Closed gwaybio closed 6 years ago

gwaybio commented 6 years ago

Adding pipeline scripts, data, figures, and interpretation for this analysis.

Most of the files included in this PR are figures, which probably don't require much review. Probably the best way to track this pull request updates is with the markdown summary file: simulation_results.md

gwaybio commented 6 years ago

pinging @huqiwen0313 for simulation results

huqiwen0313 commented 6 years ago

Very cool result ! Tybalt performs well to capture the signal in module 3 and is resistant to noise. I agree with you, the performance of algorithm is kind of dependent on how the simulated data generated. If WGCNA assumes linear dependency (I guess the co-expression module is based on Pearson correlation ?), the performance of PCA/NMF/ICA will be better. This result is also expected if the signal in the module is much stronger than the background.
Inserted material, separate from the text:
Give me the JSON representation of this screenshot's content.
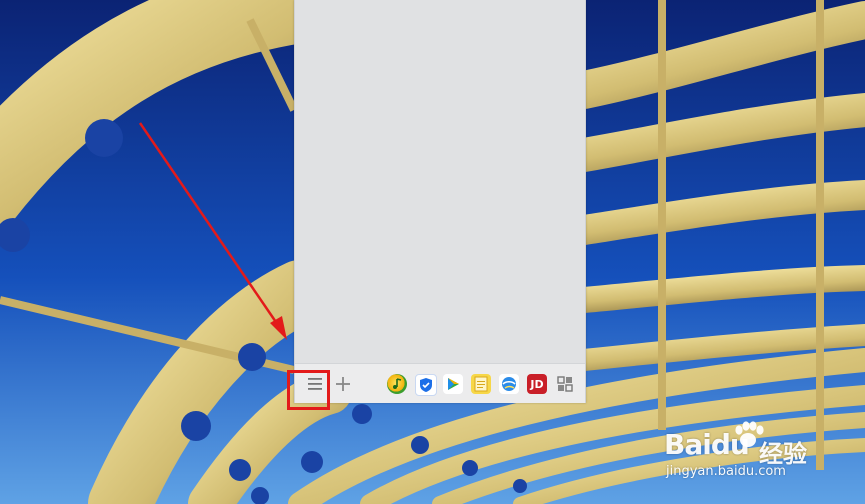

One minor comment, for the z-score plot in 3) it may be more easier to see and compare if take the absolute value of z-score...

gwaybio commented 6 years ago

I guess the co-expression module is based on Pearson correlation ?

That's correct - the algorithm expects module "centroids" that are then sampled from (these are the module genes). The samples are constrained to be correlated between arguments min_corr and max_corr.

One minor comment, for the z-score plot in 3) it may be more easier to see and compare if take the absolute value of z-score...

Yes, I tried this and the plots were a bit cleaner. But I do think it is an important point that the result of the subtraction in Tybalt models always has a positive z-score. In other algorithms, it is less consistent (particularly ICA).